Inik Kim¹, Bo-Yeong Won², Ana Acebo¹, Weiwei Zhang¹; ¹University of California, Riverside, ²California State University, Chico

The ability to remember detailed information is critical not only for daily functioning but also for understanding memory declines with aging and neuropsychiatric disorders, such as schizotypy. Given the hippocampal pattern separation mechanism for Long-Term Memory (LTM) precision, the interactions between Short-Term Memory (STM) and LTM by Cowan’s embedded process model, and the growing literature on the hippocampus’ roles in STM, we hypothesized that hippocampal pattern separation as a neurocomputational mechanism for mnemonic precision in visual STM would limit the task performance when maintaining precise visual information concurrently in LTM and STM. Specifically, the high task demand on pattern separation in LTM would degrade mnemonic precision for a concurrent visual STM task. To test this prediction, we embedded a Change Detection (CD) task into the Mnemonic Similarity Task (MST) test phase. Participants were required to perform the MST test phase during the delay interval of the CD with line orientations. Experimental manipulation (high-capacity load versus high-precision load, Experiment 1) and ROC method (Experiment 2) were used to tease apart WM quantity and precision. The results from both experiments indicated that memory precision was selectively impaired in the MST lure trials that required the ability to remember the rich details of the item, whereas memory quantity remained intact.

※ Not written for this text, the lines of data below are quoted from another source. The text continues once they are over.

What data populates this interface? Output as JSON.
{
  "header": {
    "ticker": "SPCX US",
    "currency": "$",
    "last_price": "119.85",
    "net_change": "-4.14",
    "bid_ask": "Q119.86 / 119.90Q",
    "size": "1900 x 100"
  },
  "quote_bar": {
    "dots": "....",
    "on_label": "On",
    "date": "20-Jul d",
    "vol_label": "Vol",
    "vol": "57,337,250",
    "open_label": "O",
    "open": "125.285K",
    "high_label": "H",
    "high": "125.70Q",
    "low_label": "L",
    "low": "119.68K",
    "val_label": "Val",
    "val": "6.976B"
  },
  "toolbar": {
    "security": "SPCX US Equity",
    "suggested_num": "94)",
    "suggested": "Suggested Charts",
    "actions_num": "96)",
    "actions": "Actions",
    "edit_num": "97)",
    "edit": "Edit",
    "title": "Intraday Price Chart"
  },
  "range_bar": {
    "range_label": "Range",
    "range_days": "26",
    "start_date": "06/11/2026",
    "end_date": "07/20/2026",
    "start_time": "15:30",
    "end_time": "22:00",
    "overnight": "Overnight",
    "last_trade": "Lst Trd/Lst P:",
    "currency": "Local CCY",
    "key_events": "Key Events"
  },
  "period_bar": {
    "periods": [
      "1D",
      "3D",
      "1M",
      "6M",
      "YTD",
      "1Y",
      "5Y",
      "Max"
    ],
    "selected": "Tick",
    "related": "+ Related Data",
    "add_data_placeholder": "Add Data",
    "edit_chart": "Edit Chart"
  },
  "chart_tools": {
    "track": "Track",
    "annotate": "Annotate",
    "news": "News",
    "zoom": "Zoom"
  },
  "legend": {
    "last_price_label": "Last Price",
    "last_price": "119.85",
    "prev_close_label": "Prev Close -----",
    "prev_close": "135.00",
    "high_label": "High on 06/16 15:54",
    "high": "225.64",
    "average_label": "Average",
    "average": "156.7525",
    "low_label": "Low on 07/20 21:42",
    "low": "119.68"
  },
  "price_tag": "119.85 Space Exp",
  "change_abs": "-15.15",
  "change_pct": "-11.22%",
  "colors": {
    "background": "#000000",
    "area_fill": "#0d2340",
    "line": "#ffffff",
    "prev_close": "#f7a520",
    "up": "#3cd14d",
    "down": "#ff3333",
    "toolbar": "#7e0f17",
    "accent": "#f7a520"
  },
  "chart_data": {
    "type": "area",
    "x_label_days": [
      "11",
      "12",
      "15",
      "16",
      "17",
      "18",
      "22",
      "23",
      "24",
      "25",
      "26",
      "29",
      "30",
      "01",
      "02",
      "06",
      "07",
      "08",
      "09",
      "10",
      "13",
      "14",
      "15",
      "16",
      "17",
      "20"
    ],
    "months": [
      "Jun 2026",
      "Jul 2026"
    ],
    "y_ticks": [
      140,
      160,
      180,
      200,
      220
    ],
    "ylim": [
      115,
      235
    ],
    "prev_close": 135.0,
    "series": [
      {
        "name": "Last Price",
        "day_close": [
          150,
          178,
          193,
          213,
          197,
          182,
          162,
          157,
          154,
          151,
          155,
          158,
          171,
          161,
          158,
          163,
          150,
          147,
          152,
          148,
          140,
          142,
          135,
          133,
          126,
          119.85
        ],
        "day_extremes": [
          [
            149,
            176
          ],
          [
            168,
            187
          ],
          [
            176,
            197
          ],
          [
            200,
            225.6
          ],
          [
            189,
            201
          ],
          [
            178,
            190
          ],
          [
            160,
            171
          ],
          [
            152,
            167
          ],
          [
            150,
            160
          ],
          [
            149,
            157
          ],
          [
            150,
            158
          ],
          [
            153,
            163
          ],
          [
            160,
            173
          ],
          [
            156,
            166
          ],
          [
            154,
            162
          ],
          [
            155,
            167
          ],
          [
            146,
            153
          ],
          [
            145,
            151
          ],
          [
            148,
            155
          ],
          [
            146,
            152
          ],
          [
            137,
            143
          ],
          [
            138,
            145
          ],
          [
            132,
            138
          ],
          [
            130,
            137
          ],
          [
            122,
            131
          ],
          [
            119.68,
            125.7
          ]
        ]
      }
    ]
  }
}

Experiment 1 specifically demonstrated that CD accuracy was notably impaired during the MST lure trials under the high-precision load while remaining intact for other MST trial types and under the high-capacity load of the CD task. Experiment 2 revealed that the ROC-based computational estimate of mnemonic precision, but not capacity, was impaired during the MST lure trials. These findings support the hippocampal pattern separation hypothesis by demonstrating that hippocampal pattern separation is pivotal for visual STM precision.